Oncogene. 2025 May 23. doi: 10.1038/s41388-025-03447-4
Cancer-associated loss-of-function mutations in KCNQ1 enhance Wnt/β-catenin signalling disrupting epithelial homeostasis
Camille Berenguier1, Xingyu Chen2, Benoit Allegrini1, Hélène Guizouarn1, Franck Borgese1, Catherine Etchebest2, Olivier Soriani1, Raphael Rapetti-Mauss3
Affiliations
1iBV, Université Côte d’azur, CNRS, Inserm, Nice, France.
2DSIMB Bioinformatics Team, Université Paris Cité and Université de la Réunion, INSERM, BIGR, U1134, Paris, France.
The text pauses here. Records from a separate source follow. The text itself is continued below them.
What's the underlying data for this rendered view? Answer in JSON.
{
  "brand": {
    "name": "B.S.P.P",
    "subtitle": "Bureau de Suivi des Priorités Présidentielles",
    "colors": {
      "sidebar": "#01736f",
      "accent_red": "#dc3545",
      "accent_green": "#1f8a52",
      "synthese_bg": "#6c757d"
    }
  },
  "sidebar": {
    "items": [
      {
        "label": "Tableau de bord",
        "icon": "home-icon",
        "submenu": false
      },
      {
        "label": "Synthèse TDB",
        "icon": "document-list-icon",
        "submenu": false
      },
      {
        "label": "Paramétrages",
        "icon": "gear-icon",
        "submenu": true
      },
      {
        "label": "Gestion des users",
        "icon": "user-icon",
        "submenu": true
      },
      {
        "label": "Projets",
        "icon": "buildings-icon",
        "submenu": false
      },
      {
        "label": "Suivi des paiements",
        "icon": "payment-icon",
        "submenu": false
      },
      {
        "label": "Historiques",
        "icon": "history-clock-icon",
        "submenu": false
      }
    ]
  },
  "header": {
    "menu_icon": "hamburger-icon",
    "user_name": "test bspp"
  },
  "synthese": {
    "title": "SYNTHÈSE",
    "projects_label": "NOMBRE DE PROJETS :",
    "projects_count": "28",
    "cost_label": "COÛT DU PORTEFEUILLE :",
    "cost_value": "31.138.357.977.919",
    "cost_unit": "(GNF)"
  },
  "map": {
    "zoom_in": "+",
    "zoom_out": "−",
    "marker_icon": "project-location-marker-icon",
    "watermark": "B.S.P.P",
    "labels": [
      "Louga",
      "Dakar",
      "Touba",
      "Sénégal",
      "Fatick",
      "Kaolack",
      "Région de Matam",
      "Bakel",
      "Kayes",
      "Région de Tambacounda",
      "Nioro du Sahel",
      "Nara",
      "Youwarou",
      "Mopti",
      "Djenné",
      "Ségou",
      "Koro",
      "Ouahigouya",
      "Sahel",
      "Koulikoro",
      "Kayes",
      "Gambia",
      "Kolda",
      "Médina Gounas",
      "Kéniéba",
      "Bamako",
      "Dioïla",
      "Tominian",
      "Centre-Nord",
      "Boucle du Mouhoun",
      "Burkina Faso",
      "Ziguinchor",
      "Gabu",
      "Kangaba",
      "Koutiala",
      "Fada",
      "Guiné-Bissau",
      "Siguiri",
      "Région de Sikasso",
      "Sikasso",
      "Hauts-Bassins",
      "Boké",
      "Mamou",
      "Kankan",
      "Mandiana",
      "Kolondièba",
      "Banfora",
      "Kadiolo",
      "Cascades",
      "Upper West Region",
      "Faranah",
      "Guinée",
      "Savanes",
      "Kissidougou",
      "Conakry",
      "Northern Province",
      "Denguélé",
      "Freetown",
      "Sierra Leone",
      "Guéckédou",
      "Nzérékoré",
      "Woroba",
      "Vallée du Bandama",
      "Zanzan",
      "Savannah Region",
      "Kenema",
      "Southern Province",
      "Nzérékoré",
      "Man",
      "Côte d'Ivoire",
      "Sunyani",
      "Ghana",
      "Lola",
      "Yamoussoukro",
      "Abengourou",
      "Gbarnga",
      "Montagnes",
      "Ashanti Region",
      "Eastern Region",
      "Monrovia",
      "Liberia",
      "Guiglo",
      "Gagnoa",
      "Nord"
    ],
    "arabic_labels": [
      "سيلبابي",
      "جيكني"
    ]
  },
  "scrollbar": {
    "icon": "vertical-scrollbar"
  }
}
3iBV, Université Côte d’azur, CNRS, Inserm, Nice, France. Raphael.Rapetti-Mauss@univ-cotedazur.fr.
Abstract
Ion channels are emerging as regulators of intracellular signalling pathway, yet the molecular mechanisms underlying this role remain poorly understood. KCNQ1, a potassium channel with tumour suppressor functions, restricts Wnt/β-catenin signalling, a pathway whose dysregulation, often driven by protein-altering mutations, is a hallmark of several epithelial cancers. Here, we identify loss-of-function (LOF) mutations in KCNQ1 across multiple epithelial cancers and elucidate their impact on Wnt/β-catenin signalling. Our findings reveal that cancer-associated KCNQ1-LOF mutations regulate the β-catenin pathway through a dual mechanism. First, they drive β-catenin transcriptional activity through triggering MET receptor, bypassing Frizzled/LRP6 receptor complex activation. Second, these mutations suppress the expression of key negative regulators of Wnt signalling, such as DKK-1, Wif-1 and NKD-1, leading to amplified pathway activation in response to Wnt ligand stimulation. This dysregulation disrupts epithelial homeostasis, as demonstrated by impaired crypt organization and increased proliferation in mouse colon-derived organoids. Together, these findings uncover an original mechanism linking KCNQ1 dysfunction to aberrant Wnt/β-catenin signalling, highlighting the role of ion channels in regulating epithelial signalling networks and tissue homeostasis.